(84am) Sustainable Detection of Oil at Well Site: High Contrast UV Fluorescence Imaging System for Pixel-Level Detection of Oil-Bearing Rock Cuttings

In this work, we introduce an economical ultraviolet (UV) fluorescence imaging system for accurate detection of crude oil in rock cuttings. Our basic idea is grounded in the past fluorescence applications in petroleum applications (e.g., prospecting and exploration). Visible fluorescence is initiated by electron energy absorption when excited by UV radiation. Photons of UV radiation collide with the electrons promoting electron excitation from the ground level to a higher energy level (excited state). Subsequently, the electronic energy is released through fluorescence during deactivation back to the ground state. Unsaturated organic structures which contain pi (Ï€) electrons such as aromatics and conjugated polyenes are primarily responsible for the crude oil fluorescence.

Crude petroleum oils are complex mixtures of organic compounds, including saturates, aromatic, polar, and asphaltene. Most downhole spectroscopic fluid measurements are costly and tedious. They are particularly challenging due to the simultaneous presence of varying amounts of gases (CO2, CO, O2, N2, and H2 CH4, etc.). Our work is motivated by the long-standing need of acquiring surface measurements at the well-site as part of the mudlogging activites. This capability can bring huge gains by enabling automation and optimization of the complete workflow based on rapid measurements on each single drilled cutting.

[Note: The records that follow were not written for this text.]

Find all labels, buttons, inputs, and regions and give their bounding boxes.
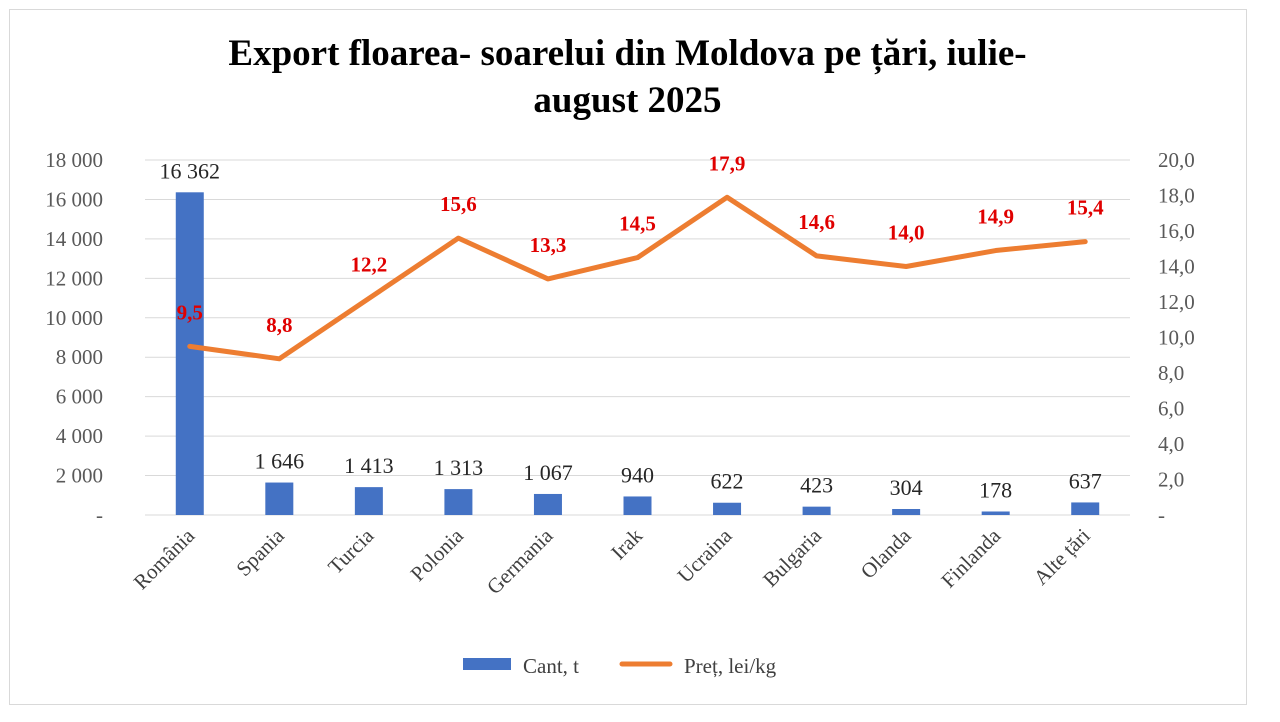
x-tick-label: Finlanda <box>936 523 1005 592</box>
line-value-label: 13,3 <box>530 233 567 257</box>
bar <box>533 493 562 515</box>
line-value-label: 14,5 <box>619 212 656 236</box>
left-y-tick-label: 10 000 <box>45 306 103 330</box>
legend-label-bar: Cant, t <box>523 654 579 678</box>
left-y-tick-label: 18 000 <box>45 148 103 172</box>
left-y-axis: - 2 000 4 000 6 000 8 000 10 000 12 000 14 000 1… <box>45 148 103 527</box>
bar-value-label: 304 <box>890 475 923 500</box>
bar-data-labels: 16 362 1 646 1 413 1 313 1 067 940 622 423 304 17… <box>160 158 1102 502</box>
right-y-axis: - 2,0 4,0 6,0 8,0 10,0 12,0 14,0 16,0 18,0 20,0 <box>1158 148 1195 527</box>
x-tick-label: Alte țări <box>1029 523 1095 589</box>
x-tick-label: Spania <box>231 523 289 581</box>
right-y-tick-label: 2,0 <box>1158 468 1184 492</box>
bar-value-label: 1 067 <box>523 460 573 485</box>
chart-title-line-2: august 2025 <box>533 80 722 121</box>
bar-value-label: 637 <box>1069 468 1102 493</box>
right-y-tick-label: 4,0 <box>1158 432 1184 456</box>
x-tick-label: România <box>129 523 200 594</box>
line-value-label: 12,2 <box>350 252 387 276</box>
bar <box>1071 502 1100 515</box>
x-tick-label: Turcia <box>323 523 379 579</box>
bar-value-label: 16 362 <box>160 158 221 183</box>
line-value-label: 8,8 <box>266 313 292 337</box>
line-series <box>187 194 1088 362</box>
bar <box>981 511 1010 515</box>
bar-value-label: 423 <box>800 473 833 498</box>
bar <box>444 489 473 515</box>
left-y-tick-label: 12 000 <box>45 266 103 290</box>
chart-title: Export floarea- soarelui din Moldova pe … <box>0 30 1255 124</box>
legend-label-line: Preț, lei/kg <box>684 654 777 678</box>
bar-value-label: 1 313 <box>434 455 484 480</box>
bar <box>802 506 831 515</box>
x-tick-label: Polonia <box>406 523 469 586</box>
right-y-tick-label: 6,0 <box>1158 397 1184 421</box>
right-y-tick-label: 12,0 <box>1158 290 1195 314</box>
bar <box>265 482 294 515</box>
chart-title-line-1: Export floarea- soarelui din Moldova pe … <box>228 33 1027 74</box>
gridlines <box>145 159 1130 516</box>
line-value-label: 9,5 <box>177 300 203 324</box>
bar <box>175 192 204 515</box>
left-y-tick-label: 2 000 <box>56 464 103 488</box>
right-y-tick-label: - <box>1158 503 1165 527</box>
bar-series <box>175 192 1100 515</box>
right-y-tick-label: 8,0 <box>1158 361 1184 385</box>
bar-value-label: 178 <box>979 477 1012 502</box>
line-value-label: 15,4 <box>1067 196 1104 220</box>
line-value-label: 14,0 <box>888 221 925 245</box>
line-value-label: 14,6 <box>798 210 835 234</box>
x-tick-label: Germania <box>482 523 558 599</box>
right-y-tick-label: 16,0 <box>1158 219 1195 243</box>
legend: Cant, t Preț, lei/kg <box>463 654 777 678</box>
line-data-labels: 9,5 8,8 12,2 15,6 13,3 14,5 17,9 14,6 14,0 14,9 15… <box>177 151 1104 337</box>
x-tick-label: Bulgaria <box>758 523 827 592</box>
left-y-tick-label: 4 000 <box>56 424 103 448</box>
bar-value-label: 622 <box>711 469 744 494</box>
right-y-tick-label: 20,0 <box>1158 148 1195 172</box>
line-value-label: 14,9 <box>977 205 1014 229</box>
left-y-tick-label: - <box>96 503 103 527</box>
x-tick-label: Olanda <box>856 523 916 583</box>
line-value-label: 17,9 <box>709 151 746 175</box>
left-y-tick-label: 6 000 <box>56 385 103 409</box>
right-y-tick-label: 10,0 <box>1158 326 1195 350</box>
line-value-label: 15,6 <box>440 192 477 216</box>
bar <box>892 509 921 515</box>
bar-value-label: 940 <box>621 462 654 487</box>
price-line <box>187 194 1088 362</box>
x-axis-tick-labels: România Spania Turcia Polonia Germania Irak Uc… <box>129 523 1095 599</box>
right-y-tick-label: 14,0 <box>1158 255 1195 279</box>
bar <box>713 502 742 515</box>
bar <box>354 487 383 515</box>
x-tick-label: Ucraina <box>673 523 737 587</box>
left-y-tick-label: 16 000 <box>45 187 103 211</box>
right-y-tick-label: 18,0 <box>1158 184 1195 208</box>
bar-value-label: 1 413 <box>344 453 394 478</box>
left-y-tick-label: 8 000 <box>56 345 103 369</box>
x-tick-label: Irak <box>606 523 647 564</box>
legend-swatch-bar <box>463 658 511 670</box>
bar-value-label: 1 646 <box>255 449 305 474</box>
left-y-tick-label: 14 000 <box>45 227 103 251</box>
bar <box>623 496 652 515</box>
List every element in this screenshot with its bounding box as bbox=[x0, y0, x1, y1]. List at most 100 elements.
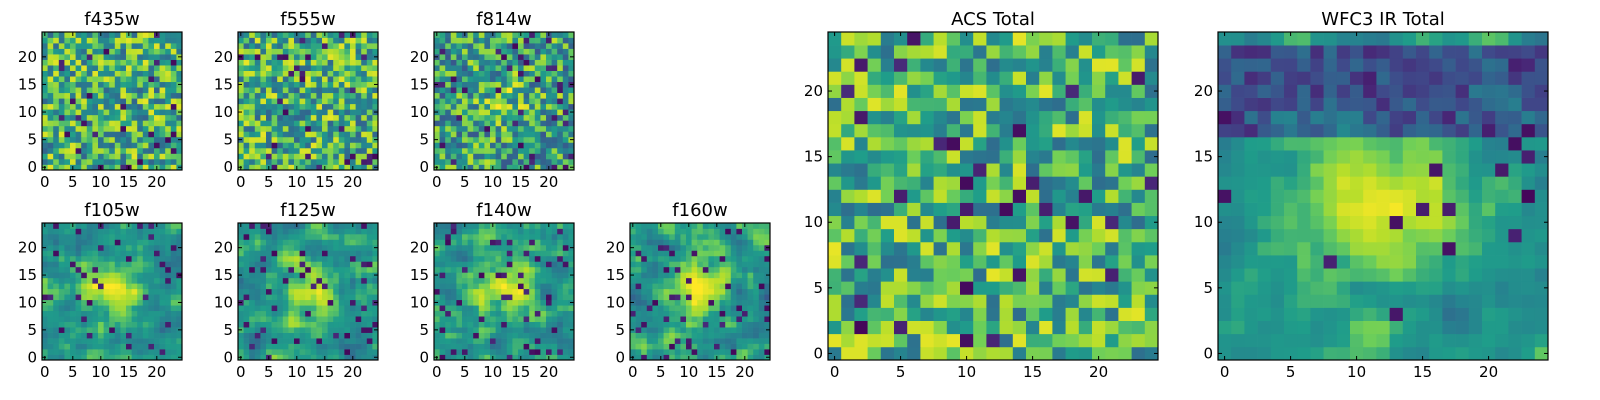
heatmap-cell bbox=[70, 233, 76, 240]
heatmap-cell bbox=[131, 125, 138, 132]
heatmap-cell bbox=[86, 321, 93, 328]
heatmap-cell bbox=[305, 343, 312, 350]
heatmap-cell bbox=[512, 283, 519, 290]
heatmap-cell bbox=[719, 305, 726, 312]
heatmap-cell bbox=[999, 268, 1014, 282]
heatmap-cell bbox=[518, 98, 524, 105]
heatmap-cell bbox=[986, 346, 1000, 361]
heatmap-cell bbox=[131, 48, 138, 55]
heatmap-cell bbox=[445, 343, 452, 350]
heatmap-cell bbox=[159, 48, 166, 55]
heatmap-cell bbox=[512, 153, 519, 160]
heatmap-cell bbox=[534, 109, 541, 116]
heatmap-cell bbox=[165, 321, 172, 328]
heatmap-cell bbox=[310, 239, 317, 246]
heatmap-cell bbox=[350, 158, 356, 165]
heatmap-cell bbox=[294, 153, 300, 160]
heatmap-cell bbox=[506, 310, 513, 317]
heatmap-cell bbox=[238, 255, 244, 262]
heatmap-cell bbox=[434, 65, 440, 71]
heatmap-cell bbox=[333, 354, 340, 361]
heatmap-cell bbox=[473, 288, 480, 295]
heatmap-cell bbox=[92, 164, 99, 171]
heatmap-cell bbox=[333, 272, 340, 279]
heatmap-cell bbox=[669, 250, 676, 257]
heatmap-cell bbox=[126, 87, 132, 94]
heatmap-cell bbox=[165, 87, 172, 94]
heatmap-cell bbox=[249, 272, 256, 279]
heatmap-cell bbox=[333, 338, 340, 344]
heatmap-cell bbox=[484, 261, 491, 268]
heatmap-cell bbox=[322, 114, 328, 121]
heatmap-cell bbox=[658, 239, 664, 246]
heatmap-cell bbox=[361, 114, 368, 121]
heatmap-cell bbox=[92, 283, 99, 290]
heatmap-cell bbox=[501, 354, 508, 361]
heatmap-cell bbox=[742, 327, 748, 333]
heatmap-cell bbox=[137, 125, 144, 132]
heatmap-cell bbox=[999, 163, 1014, 177]
heatmap-cell bbox=[361, 228, 368, 235]
heatmap-cell bbox=[484, 349, 491, 355]
heatmap-cell bbox=[70, 305, 76, 312]
heatmap-cell bbox=[81, 316, 88, 322]
heatmap-cell bbox=[456, 288, 463, 295]
heatmap-cell bbox=[355, 244, 362, 251]
heatmap-cell bbox=[338, 103, 345, 110]
heatmap-cell bbox=[658, 310, 664, 317]
heatmap-cell bbox=[450, 59, 457, 66]
heatmap-cell bbox=[658, 283, 664, 290]
heatmap-cell bbox=[841, 268, 855, 282]
heatmap-cell bbox=[114, 294, 121, 301]
heatmap-cell bbox=[70, 65, 76, 71]
heatmap-cell bbox=[534, 255, 541, 262]
heatmap-cell bbox=[327, 109, 334, 116]
heatmap-cell bbox=[366, 98, 373, 105]
heatmap-cell bbox=[1118, 268, 1132, 282]
heatmap-cell bbox=[920, 176, 934, 190]
heatmap-cell bbox=[702, 277, 709, 284]
heatmap-cell bbox=[327, 223, 334, 229]
heatmap-cell bbox=[372, 120, 379, 127]
heatmap-cell bbox=[165, 81, 172, 88]
heatmap-cell bbox=[669, 343, 676, 350]
heatmap-cell bbox=[534, 158, 541, 165]
heatmap-cell bbox=[344, 120, 351, 127]
heatmap-cell bbox=[58, 54, 65, 60]
heatmap-cell bbox=[254, 153, 261, 160]
heatmap-cell bbox=[299, 233, 306, 240]
heatmap-cell bbox=[841, 189, 855, 203]
y-tick-label: 10 bbox=[18, 103, 37, 121]
heatmap-cell bbox=[53, 255, 60, 262]
heatmap-cell bbox=[176, 255, 183, 262]
heatmap-cell bbox=[456, 81, 463, 88]
heatmap-cell bbox=[691, 261, 698, 268]
heatmap-cell bbox=[137, 147, 144, 154]
heatmap-cell bbox=[518, 283, 524, 290]
heatmap-cell bbox=[109, 65, 116, 71]
heatmap-cell bbox=[490, 228, 496, 235]
heatmap-cell bbox=[126, 299, 132, 306]
heatmap-cell bbox=[299, 37, 306, 44]
heatmap-cell bbox=[658, 288, 664, 295]
heatmap-cell bbox=[170, 261, 177, 268]
heatmap-cell bbox=[467, 103, 474, 110]
heatmap-cell bbox=[730, 261, 737, 268]
heatmap-cell bbox=[562, 92, 569, 99]
heatmap-cell bbox=[294, 120, 300, 127]
heatmap-cell bbox=[81, 283, 88, 290]
heatmap-cell bbox=[478, 305, 485, 312]
heatmap-cell bbox=[305, 338, 312, 344]
heatmap-cell bbox=[81, 228, 88, 235]
heatmap-cell bbox=[568, 125, 575, 132]
heatmap-cell bbox=[338, 136, 345, 143]
heatmap-cell bbox=[154, 43, 160, 49]
heatmap-cell bbox=[277, 288, 284, 295]
heatmap-cell bbox=[557, 114, 564, 121]
heatmap-cell bbox=[490, 120, 496, 127]
heatmap-cell bbox=[238, 59, 244, 66]
heatmap-cell bbox=[260, 48, 267, 55]
heatmap-cell bbox=[176, 288, 183, 295]
heatmap-cell bbox=[42, 147, 48, 154]
heatmap-cell bbox=[154, 37, 160, 44]
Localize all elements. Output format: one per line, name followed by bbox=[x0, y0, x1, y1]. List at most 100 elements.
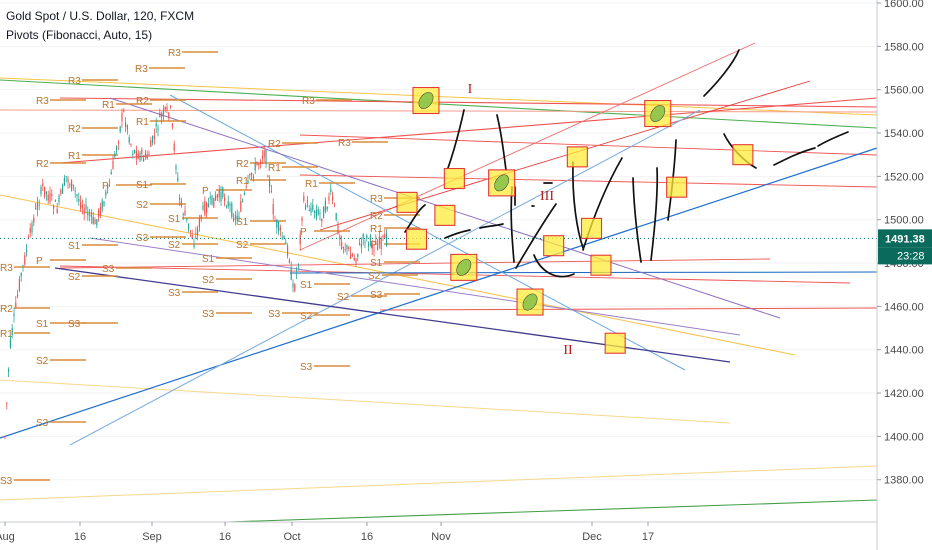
candle-body bbox=[364, 242, 366, 244]
projection-zone bbox=[396, 191, 418, 213]
candle-body bbox=[350, 253, 352, 259]
pivot-label-s2: S2 bbox=[36, 356, 49, 367]
drawing-stroke bbox=[773, 147, 816, 166]
candle-body bbox=[117, 142, 119, 144]
candle-body bbox=[110, 171, 112, 175]
candle-body bbox=[245, 185, 247, 187]
candle-body bbox=[105, 192, 107, 196]
candle-body bbox=[353, 257, 355, 260]
candle-body bbox=[373, 250, 375, 252]
candle-body bbox=[382, 235, 384, 238]
price-tick-label: 1400.00 bbox=[884, 431, 924, 443]
candle-body bbox=[384, 233, 386, 239]
pivot-label-r3: R3 bbox=[0, 263, 13, 274]
candle-body bbox=[26, 249, 28, 253]
price-tick-label: 1540.00 bbox=[884, 128, 924, 140]
candle-body bbox=[90, 212, 92, 217]
pivot-label-p: P bbox=[370, 240, 377, 251]
candle-body bbox=[357, 253, 359, 257]
candle-body bbox=[351, 254, 353, 257]
pivot-label-r3: R3 bbox=[168, 48, 181, 59]
candle-body bbox=[35, 208, 37, 210]
candle-body bbox=[103, 201, 105, 206]
candle-body bbox=[128, 137, 130, 143]
price-tick-label: 1520.00 bbox=[884, 171, 924, 183]
candle-body bbox=[337, 223, 339, 234]
candle-body bbox=[296, 272, 298, 274]
drawing-stroke bbox=[572, 161, 584, 249]
candle-body bbox=[137, 153, 139, 159]
drawing-stroke bbox=[510, 186, 515, 263]
candle-body bbox=[98, 209, 100, 217]
candle-body bbox=[220, 192, 222, 202]
candle-body bbox=[242, 201, 244, 203]
pivot-label-s1: S1 bbox=[68, 241, 81, 252]
candle-body bbox=[229, 203, 231, 206]
trendline bbox=[299, 134, 878, 156]
candle-body bbox=[188, 223, 190, 230]
candle-body bbox=[85, 204, 87, 210]
time-tick-label: 17 bbox=[642, 531, 654, 543]
candle-body bbox=[47, 194, 49, 201]
candle-body bbox=[101, 200, 103, 210]
candle-body bbox=[234, 215, 236, 221]
pivot-label-s3: S3 bbox=[68, 319, 81, 330]
candle-body bbox=[171, 123, 173, 127]
candle-body bbox=[294, 284, 296, 292]
candle-body bbox=[108, 184, 110, 187]
candle-body bbox=[256, 161, 258, 166]
candle-body bbox=[213, 197, 215, 208]
candle-body bbox=[321, 218, 323, 222]
candle-body bbox=[132, 153, 134, 155]
candle-body bbox=[299, 235, 301, 245]
pivot-label-s3: S3 bbox=[268, 309, 281, 320]
candle-body bbox=[328, 196, 330, 201]
candle-body bbox=[125, 122, 127, 127]
candle-body bbox=[261, 156, 263, 159]
candle-body bbox=[180, 200, 182, 207]
candle-body bbox=[211, 195, 213, 205]
candle-body bbox=[42, 183, 44, 186]
candle-body bbox=[285, 242, 287, 244]
candle-body bbox=[193, 245, 195, 248]
candle-body bbox=[312, 204, 314, 211]
pivot-label-s3: S3 bbox=[36, 418, 49, 429]
candle-body bbox=[359, 243, 361, 245]
candle-body bbox=[249, 173, 251, 176]
pivot-label-s1: S1 bbox=[202, 254, 215, 265]
candle-body bbox=[134, 149, 136, 154]
candle-body bbox=[139, 152, 141, 161]
candle-body bbox=[240, 200, 242, 212]
trendline bbox=[299, 42, 756, 251]
pivot-label-r1: R1 bbox=[0, 329, 13, 340]
candle-body bbox=[83, 208, 85, 215]
candle-body bbox=[272, 204, 274, 215]
candle-body bbox=[360, 243, 362, 248]
candle-body bbox=[281, 237, 283, 239]
candle-body bbox=[342, 246, 344, 248]
candle-body bbox=[324, 200, 326, 212]
candle-body bbox=[333, 205, 335, 207]
price-tick-label: 1420.00 bbox=[884, 388, 924, 400]
candle-body bbox=[195, 233, 197, 235]
zone-marker bbox=[522, 293, 538, 311]
candle-body bbox=[233, 218, 235, 221]
candle-body bbox=[87, 211, 89, 216]
candle-body bbox=[177, 177, 179, 181]
indicator-label: Pivots (Fibonacci, Auto, 15) bbox=[6, 28, 153, 42]
price-tick-label: 1460.00 bbox=[884, 301, 924, 313]
candle-body bbox=[276, 219, 278, 228]
candle-body bbox=[63, 177, 65, 186]
time-tick-label: Nov bbox=[431, 531, 451, 543]
trendline bbox=[299, 174, 878, 188]
candle-body bbox=[94, 219, 96, 225]
candle-body bbox=[74, 190, 76, 192]
candle-body bbox=[18, 279, 20, 291]
candle-body bbox=[164, 106, 166, 111]
last-price-badge bbox=[878, 229, 932, 248]
projection-zone bbox=[732, 144, 754, 166]
candle-body bbox=[135, 150, 137, 159]
candle-body bbox=[290, 267, 292, 280]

Fluid analysis as part of mud logging workflow can be vital for the first indication of the potential success. Common mudlogger spectroscopy tools are based on Infrared (IR) measurements. However, IR is limited by challenges of overlapping of absorption bands and saturation of the signal due to the high absorptivity of crude petroleum. On the other hand, efforts on advancing the fluorescence-based methods have considered two performance criteria: high sensitivity and faster measurements. Unfortunately, the UV fluorescence inspection that has been used for the past 60 years (for detection of crude oil during mud-logging) does not score well on either criterion. The legacy detection system, called Fluoroscope, provides an eyepiece window to view the interaction of high-power UV radiation and drill cuttings, but it suffers from low robustness and bulky apparatus. The fluoroscope typically provides weak contrast images which are of limited use for reliably applying modern machine learning tools for detection of oil in drilled cuttings. Besides, UV radiation and mercury-based bulbs pose high health and safety risks for the operator. Hence, our claim is that the fluoroscope system is not suitable for integration into automated workflow at well sites. Our proposed UV imaging system targets these bottlenecks and breaks the fixedness of traditional technology.

Our device systematically addresses abovementioned pain points of the conventional oil-show equipment Fluoroscope by improving the safety of user and environment and enabling high-quality data acquisition and integration of measurements for rocks and fluids. More broadly, our UV fluorescence imaging system crucially supports a highly sophisticated quantitative imaging toolbox. The main features enabled by our system include: 1) single pixel-level quantification of oil bearing cuttings; 2) correlative imaging based on merging the white light and UV images for estimation of percent oil bearing cuttings; and 3) Machine learning for rapid oil detection.